Today’s students do read—we know that they read a significant amount of email, text messages, web pages, and even magazines. What many do not do is read in a sustained way. Many do not come to college prepared to read long texts, nor do they come with the tools necessary to analyze and synthesize what they read. Nick Delbanco and Alan Cheuse have proven in their own teaching that when you improve students’ ability and interest in reading, you will help them improve their writing.
Bringing writers to students, Bringing students to writing.

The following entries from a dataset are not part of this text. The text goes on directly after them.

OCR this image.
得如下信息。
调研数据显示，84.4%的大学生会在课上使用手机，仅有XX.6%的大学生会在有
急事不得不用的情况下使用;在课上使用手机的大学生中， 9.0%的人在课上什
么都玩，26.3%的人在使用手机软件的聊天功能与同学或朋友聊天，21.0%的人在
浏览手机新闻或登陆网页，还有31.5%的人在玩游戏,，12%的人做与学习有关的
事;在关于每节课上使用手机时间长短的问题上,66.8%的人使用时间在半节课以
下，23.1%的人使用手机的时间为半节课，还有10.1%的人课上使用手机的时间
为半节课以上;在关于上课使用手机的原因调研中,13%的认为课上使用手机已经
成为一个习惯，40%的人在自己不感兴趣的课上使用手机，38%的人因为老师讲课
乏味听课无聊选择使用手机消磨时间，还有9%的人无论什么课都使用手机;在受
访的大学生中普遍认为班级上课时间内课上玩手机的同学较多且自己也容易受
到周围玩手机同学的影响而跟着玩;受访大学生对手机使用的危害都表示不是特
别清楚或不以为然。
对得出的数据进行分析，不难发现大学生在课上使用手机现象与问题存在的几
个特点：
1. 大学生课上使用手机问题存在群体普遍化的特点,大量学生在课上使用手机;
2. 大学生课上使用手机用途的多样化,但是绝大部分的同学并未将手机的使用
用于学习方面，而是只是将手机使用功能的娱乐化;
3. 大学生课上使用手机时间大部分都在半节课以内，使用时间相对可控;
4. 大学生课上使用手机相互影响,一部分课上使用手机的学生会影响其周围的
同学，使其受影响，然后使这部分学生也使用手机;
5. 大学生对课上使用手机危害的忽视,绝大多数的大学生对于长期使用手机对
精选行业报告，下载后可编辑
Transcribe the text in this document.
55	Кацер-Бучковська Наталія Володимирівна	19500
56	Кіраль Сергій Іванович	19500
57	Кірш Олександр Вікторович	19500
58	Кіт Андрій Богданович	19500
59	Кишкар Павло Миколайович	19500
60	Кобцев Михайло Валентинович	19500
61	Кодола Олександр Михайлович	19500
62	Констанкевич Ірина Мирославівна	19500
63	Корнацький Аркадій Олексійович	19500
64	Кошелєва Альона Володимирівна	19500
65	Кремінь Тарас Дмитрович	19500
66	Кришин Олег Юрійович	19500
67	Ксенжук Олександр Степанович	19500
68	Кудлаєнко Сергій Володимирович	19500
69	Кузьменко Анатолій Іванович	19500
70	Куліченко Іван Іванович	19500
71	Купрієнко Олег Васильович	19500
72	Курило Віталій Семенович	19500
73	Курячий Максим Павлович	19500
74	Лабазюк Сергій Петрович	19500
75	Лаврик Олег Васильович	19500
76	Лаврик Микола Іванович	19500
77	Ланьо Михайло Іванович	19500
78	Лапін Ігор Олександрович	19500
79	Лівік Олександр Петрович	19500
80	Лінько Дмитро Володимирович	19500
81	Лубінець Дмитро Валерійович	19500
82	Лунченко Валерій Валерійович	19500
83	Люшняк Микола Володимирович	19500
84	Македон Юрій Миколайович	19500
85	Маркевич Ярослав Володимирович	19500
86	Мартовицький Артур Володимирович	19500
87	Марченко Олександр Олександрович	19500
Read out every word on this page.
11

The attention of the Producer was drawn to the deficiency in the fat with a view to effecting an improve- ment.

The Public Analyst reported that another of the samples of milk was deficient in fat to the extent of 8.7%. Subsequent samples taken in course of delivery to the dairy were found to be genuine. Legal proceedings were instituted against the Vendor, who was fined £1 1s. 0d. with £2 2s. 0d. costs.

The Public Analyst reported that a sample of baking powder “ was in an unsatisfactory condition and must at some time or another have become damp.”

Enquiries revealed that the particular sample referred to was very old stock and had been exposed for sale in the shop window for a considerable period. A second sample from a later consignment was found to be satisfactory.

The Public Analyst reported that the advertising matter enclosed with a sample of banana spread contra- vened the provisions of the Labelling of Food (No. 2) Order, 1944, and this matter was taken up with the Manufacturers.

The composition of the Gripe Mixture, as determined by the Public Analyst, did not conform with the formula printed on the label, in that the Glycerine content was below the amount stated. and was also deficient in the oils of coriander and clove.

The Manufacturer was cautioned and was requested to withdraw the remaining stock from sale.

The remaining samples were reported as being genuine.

Literature: Craft and Voice is an innovative new Introductory Literature program designed to engage students in the reading of Literature, all with a view to developing their reading, analytical, and written skills. Accompanied by, and integrated with, video interviews of dozens of living authors who are featured in the text, conducted by authors Nick Delbanco and Alan Cheuse specifically for use with their textbook, the book provides a living voice for the literature on the page and creates a link between the student and the authors of great works of literature. The first text of its kind, Literature: Craft and Voice offers a more enjoyable and effective reading experience through its fresh, inviting design and accompanying rich video program.
Nick Delbanco is the Robert Frost Distinguished University Professor of English Language and Literature at the University of Michigan, where he formerly directed the prestigious Hopwood Awards Program in creative writing and where the Delbanco Prize was established in his honor for students who need financial assistance to attend the Hopwood Program (only 25 students are admitted each year). He is also a co-founder (together with the late John Gardner) of the Bennington Writing Workshops
As the Delbanco Prize implies, Nick is a beloved teacher and through his teaching has been in the thick of the modern literary scene. His students have praised his enormous frame of literary reference, his eagerness to devour a new work, and his ability to home in on its weaknesses. Richard Tillinghast, a poet and colleague at Michigan, said of Nick, “When you have someone with an eye and ear like Nick's, you can really learn a lot about what talents you have and how to use them.”
Describing Nick’s teaching style, the New York Times said, “Mr. Delbanco delights in horrifying his students by urging them to imitate rather than innovate. He tells them that imitation is the surest route to originality and warns against self-expression, self-discovery.” His students also talk of his sociability (he loves a good story, to tell it and to hear it), his honesty, and his devotion to his students. One student said, “He gave me confidence when I had no confidence. He's also very blunt and honest. He has no problem tossing your manuscript back at you and saying, 'This stinks.' He would dismantle me and then take me intohis office and tell me I could be a writer.”
Nick has won several awards, including a Guggenheim Fellowship, and two Writer’s Fellowships from the National Endowment for the Arts. He is the author of twenty-four books of fiction and non-fiction, a frequent contributor to Harper’s, and often seen in the New York Times. Some have called him a “writer’s writer” --to which he replies “it's hard to see it as an insult at all. The worst you could say is that it's a kind way of saying nobody buys your books.” He has written a previous McGraw-Hill text, The Sincerest Form: Writing Fiction through Imitation. His most recent novel is The Count of Concord, a work of historical fiction that tells the tale of Count Rumford: inventor of the coffeepot, philosopher, and spy (among other things). The Chicago Sun says, “Novelist Nicholas Delbanco has done us a great service by rescuing Rumford from obscurity…In ‘The Count of Concord’ we see a veteran novelist working at the height of his powers.”
Alan Cheuse has been reviewing books on All Things Considered since the 1980s.
Formally trained as a literary scholar, Alan also writes fiction and novels and publishes short stories. He is the author of three novels, two collections of short fiction, and the memoir Fall out of Heaven. With Caroline Marshall, he has edited two volumes of short stories. Alan’s short fiction has appeared in publications such as The New Yorker, The Antioch Review, Ploughshares, and Another Chicago Magazine. His most recent collection of his short fiction was published in September 1998 and his essay collection, Listening to the Page, appeared in 2001.
Alan splits his time between the two coasts, spending nine months of the year in Washington, D.C., where he teaches writing at George Mason University. His summers are spent in Santa Cruz, Calif. teaching writing at the Squaw Valley Community of Writers. Cheuse earned his Ph.D. in comparative literature with a focus on Latin American literature from Rutgers University in 1974.
"The greatest challenge of this work [at NPR]," he says, "is to make each two-minute review as fresh and interesting as you can while trying to focus on the essence of the book itself."